La correlación entre ornamento y delito aparece con una literalidad que transita de lo banal a lo siniestro. El uso de balas, sangre, perdigones y otros materiales que remiten sin ambages al universo criminal, como base para la creación de patrones decorativos, pone de manifiesto una imbricación íntima de elementos cuya asociación no es evidente. La repetición de las municiones destacadas en su regularidad formal enfatiza su naturaleza serial, como todo fruto de un aparato industrial para la cual no existe, desde su perspectiva eminentemente económica, ninguna diferencia entre producir el placer o la muerte. En las piezas de sangre y luminol, es el sistema criminal mismo el que se pone en tela de juicio, en sus procedimientos e imprecisiones.
En la mayoría de los trabajos se establece una tensión entre la primera impresión visual y el descubrimiento de la trama que los conforma. Desde lejos, éstos se presentan como una imagen, por lo general geométrica, uniforme y armónica, que en la cercanía adquiere otro sentido. Se produce de esta manera un conflicto entre la estructura formal y los módulos que la sustentan, entre el todo y las partes, que desafía la mirada y promueve el extrañamiento crítico.
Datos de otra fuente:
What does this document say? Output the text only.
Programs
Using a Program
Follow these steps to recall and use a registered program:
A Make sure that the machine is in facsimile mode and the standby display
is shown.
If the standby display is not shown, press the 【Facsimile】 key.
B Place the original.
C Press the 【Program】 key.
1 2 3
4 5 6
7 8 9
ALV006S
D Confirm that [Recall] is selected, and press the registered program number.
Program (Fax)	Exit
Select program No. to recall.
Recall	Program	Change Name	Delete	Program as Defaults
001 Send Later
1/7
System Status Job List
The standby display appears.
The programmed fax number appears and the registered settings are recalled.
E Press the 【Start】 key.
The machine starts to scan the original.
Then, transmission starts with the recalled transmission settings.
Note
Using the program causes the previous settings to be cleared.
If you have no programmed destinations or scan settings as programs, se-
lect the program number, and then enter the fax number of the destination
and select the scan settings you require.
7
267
La relación entre el diseño aparentemente inocuo y la contundencia de los materiales que lo componen (las balas de fusiles Fal 7,62 percutadas, las grillas de balas acomodadas con el mismo patrón de las cajas comerciales) deja un espacio abierto a la interpretación que invita a pensar sobre unos universos que parecían separados por completo.
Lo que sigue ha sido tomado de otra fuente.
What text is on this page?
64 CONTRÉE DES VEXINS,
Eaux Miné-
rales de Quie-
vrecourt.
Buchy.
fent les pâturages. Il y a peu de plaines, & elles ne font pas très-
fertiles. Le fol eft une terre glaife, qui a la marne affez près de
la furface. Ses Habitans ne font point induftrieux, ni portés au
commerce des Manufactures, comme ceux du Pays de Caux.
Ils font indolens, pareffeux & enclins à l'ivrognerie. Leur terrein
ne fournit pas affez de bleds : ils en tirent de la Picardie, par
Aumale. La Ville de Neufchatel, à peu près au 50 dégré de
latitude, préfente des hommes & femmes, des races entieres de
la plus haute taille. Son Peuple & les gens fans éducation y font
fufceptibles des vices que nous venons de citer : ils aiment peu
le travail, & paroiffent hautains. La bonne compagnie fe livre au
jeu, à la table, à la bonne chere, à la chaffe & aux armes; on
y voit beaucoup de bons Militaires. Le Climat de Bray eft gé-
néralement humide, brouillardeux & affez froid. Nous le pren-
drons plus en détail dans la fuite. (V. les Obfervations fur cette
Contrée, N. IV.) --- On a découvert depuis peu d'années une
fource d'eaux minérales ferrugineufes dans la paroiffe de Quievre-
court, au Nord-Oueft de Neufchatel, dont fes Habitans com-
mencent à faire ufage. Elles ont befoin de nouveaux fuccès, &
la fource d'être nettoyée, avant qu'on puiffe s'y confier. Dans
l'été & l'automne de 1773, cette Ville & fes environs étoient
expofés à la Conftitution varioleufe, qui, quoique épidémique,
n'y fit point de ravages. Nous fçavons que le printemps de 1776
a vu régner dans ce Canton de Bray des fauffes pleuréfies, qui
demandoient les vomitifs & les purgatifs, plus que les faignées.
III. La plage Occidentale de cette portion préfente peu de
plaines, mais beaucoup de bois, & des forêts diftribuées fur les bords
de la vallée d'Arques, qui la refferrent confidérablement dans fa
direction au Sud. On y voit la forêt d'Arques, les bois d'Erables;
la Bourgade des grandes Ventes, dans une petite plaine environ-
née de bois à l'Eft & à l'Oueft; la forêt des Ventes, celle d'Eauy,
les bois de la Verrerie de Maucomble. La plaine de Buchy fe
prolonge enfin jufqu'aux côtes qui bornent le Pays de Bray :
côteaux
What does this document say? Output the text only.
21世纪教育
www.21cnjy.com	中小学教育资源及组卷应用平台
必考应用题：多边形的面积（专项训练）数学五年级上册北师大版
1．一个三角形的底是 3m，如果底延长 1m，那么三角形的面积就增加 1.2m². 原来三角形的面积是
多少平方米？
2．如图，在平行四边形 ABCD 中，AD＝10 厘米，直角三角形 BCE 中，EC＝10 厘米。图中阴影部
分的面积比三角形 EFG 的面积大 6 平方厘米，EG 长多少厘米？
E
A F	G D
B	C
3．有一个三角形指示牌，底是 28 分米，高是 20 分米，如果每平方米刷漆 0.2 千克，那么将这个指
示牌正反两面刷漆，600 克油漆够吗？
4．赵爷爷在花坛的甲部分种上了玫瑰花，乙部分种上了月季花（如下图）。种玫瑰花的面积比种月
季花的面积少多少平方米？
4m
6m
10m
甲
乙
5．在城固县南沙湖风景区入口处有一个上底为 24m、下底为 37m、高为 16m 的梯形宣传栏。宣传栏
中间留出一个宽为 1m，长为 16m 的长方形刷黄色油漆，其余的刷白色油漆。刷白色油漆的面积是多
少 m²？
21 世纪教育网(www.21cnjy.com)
“Todo el diseño se refiere al deseo –asegura Foster en el ensayo ya citado–, pero extrañamente este deseo parece casi sin sujeto hoy en día, o al menos sin carencias; es decir, el diseño parece desarrollar un nuevo tipo de narcisismo, todo imagen y nada de interioridad, una apoteosis del sujeto que es también su desaparición potencial”.[iii] En contrapartida, Karina El Azem nos ofrece unas imágenes dotadas de una “interioridad” que es, en realidad, una exterioridad, una suerte de trampolín visual que nos proyecta hacia el contexto a medida que nos adentramos en ella. Allí no hay sino un sujeto político, situado, inmerso en una lógica cultural que permite la convivencia entre la belleza y el horror, el placer estético y la violencia.
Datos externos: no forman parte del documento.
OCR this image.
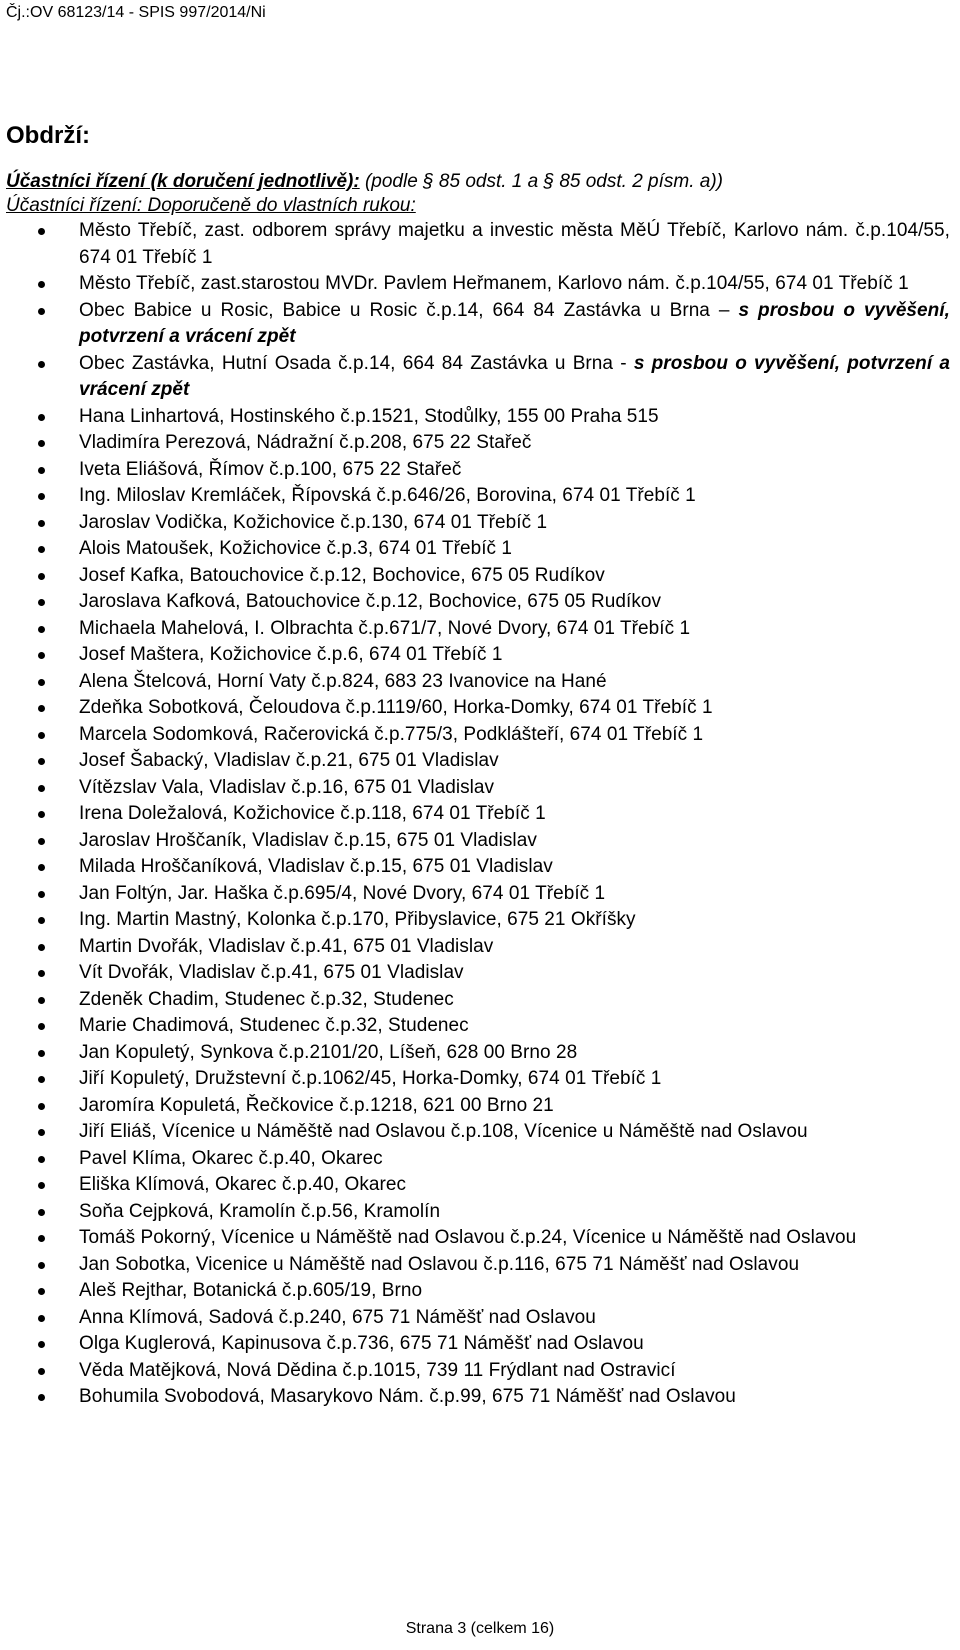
Čj.:OV 68123/14 - SPIS 997/2014/Ni
Obdrží:
Účastníci řízení (k doručení jednotlivě): (podle § 85 odst. 1 a § 85 odst. 2 písm. a))
Účastníci řízení: Doporučeně do vlastních rukou:
Město Třebíč, zast. odborem správy majetku a investic města MěÚ Třebíč, Karlovo nám. č.p.104/55, 674 01 Třebíč 1
Město Třebíč, zast.starostou MVDr. Pavlem Heřmanem, Karlovo nám. č.p.104/55, 674 01 Třebíč 1
Obec Babice u Rosic, Babice u Rosic č.p.14, 664 84 Zastávka u Brna – s prosbou o vyvěšení, potvrzení a vrácení zpět
Obec Zastávka, Hutní Osada č.p.14, 664 84 Zastávka u Brna - s prosbou o vyvěšení, potvrzení a vrácení zpět
Hana Linhartová, Hostinského č.p.1521, Stodůlky, 155 00 Praha 515
Vladimíra Perezová, Nádražní č.p.208, 675 22 Stařeč
Iveta Eliášová, Římov č.p.100, 675 22 Stařeč
Ing. Miloslav Kremláček, Řípovská č.p.646/26, Borovina, 674 01 Třebíč 1
Jaroslav Vodička, Kožichovice č.p.130, 674 01 Třebíč 1
Alois Matoušek, Kožichovice č.p.3, 674 01 Třebíč 1
Josef Kafka, Batouchovice č.p.12, Bochovice, 675 05 Rudíkov
Jaroslava Kafková, Batouchovice č.p.12, Bochovice, 675 05 Rudíkov
Michaela Mahelová, I. Olbrachta č.p.671/7, Nové Dvory, 674 01 Třebíč 1
Josef Maštera, Kožichovice č.p.6, 674 01 Třebíč 1
Alena Štelcová, Horní Vaty č.p.824, 683 23 Ivanovice na Hané
Zdeňka Sobotková, Čeloudova č.p.1119/60, Horka-Domky, 674 01 Třebíč 1
Marcela Sodomková, Račerovická č.p.775/3, Podklášteří, 674 01 Třebíč 1
Josef Šabacký, Vladislav č.p.21, 675 01 Vladislav
Vítězslav Vala, Vladislav č.p.16, 675 01 Vladislav
Irena Doležalová, Kožichovice č.p.118, 674 01 Třebíč 1
Jaroslav Hroščaník, Vladislav č.p.15, 675 01 Vladislav
Milada Hroščaníková, Vladislav č.p.15, 675 01 Vladislav
Jan Foltýn, Jar. Haška č.p.695/4, Nové Dvory, 674 01 Třebíč 1
Ing. Martin Mastný, Kolonka č.p.170, Přibyslavice, 675 21 Okříšky
Martin Dvořák, Vladislav č.p.41, 675 01 Vladislav
Vít Dvořák, Vladislav č.p.41, 675 01 Vladislav
Zdeněk Chadim, Studenec č.p.32, Studenec
Marie Chadimová, Studenec č.p.32, Studenec
Jan Kopuletý, Synkova č.p.2101/20, Líšeň, 628 00 Brno 28
Jiří Kopuletý, Družstevní č.p.1062/45, Horka-Domky, 674 01 Třebíč 1
Jaromíra Kopuletá, Řečkovice č.p.1218, 621 00 Brno 21
Jiří Eliáš, Vícenice u Náměště nad Oslavou č.p.108, Vícenice u Náměště nad Oslavou
Pavel Klíma, Okarec č.p.40, Okarec
Eliška Klímová, Okarec č.p.40, Okarec
Soňa Cejpková, Kramolín č.p.56, Kramolín
Tomáš Pokorný, Vícenice u Náměště nad Oslavou č.p.24, Vícenice u Náměště nad Oslavou
Jan Sobotka, Vicenice u Náměště nad Oslavou č.p.116, 675 71 Náměšť nad Oslavou
Aleš Rejthar, Botanická č.p.605/19, Brno
Anna Klímová, Sadová č.p.240, 675 71 Náměšť nad Oslavou
Olga Kuglerová, Kapinusova č.p.736, 675 71 Náměšť nad Oslavou
Věda Matějková, Nová Dědina č.p.1015, 739 11 Frýdlant nad Ostravicí
Bohumila Svobodová, Masarykovo Nám. č.p.99, 675 71 Náměšť nad Oslavou
Strana 3 (celkem 16)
Así, finalmente, se impone una reflexión sobre el lugar del artista como productor social. No ya sobre la medida en que su trabajo “refleja” aquello que sucede en el mundo, sino sobre el sentido mismo de su práctica de cara a la conformación política de la sociedad en la que vive. Teniendo en cuenta que aquélla forma parte inevitablemente de ésta, de sus imposiciones mercantiles y sus sobredeterminaciones ideológicas, pocos caminos parecen más adecuados que el que El Azem emprende: el de una visualidad y una discursividad críticas.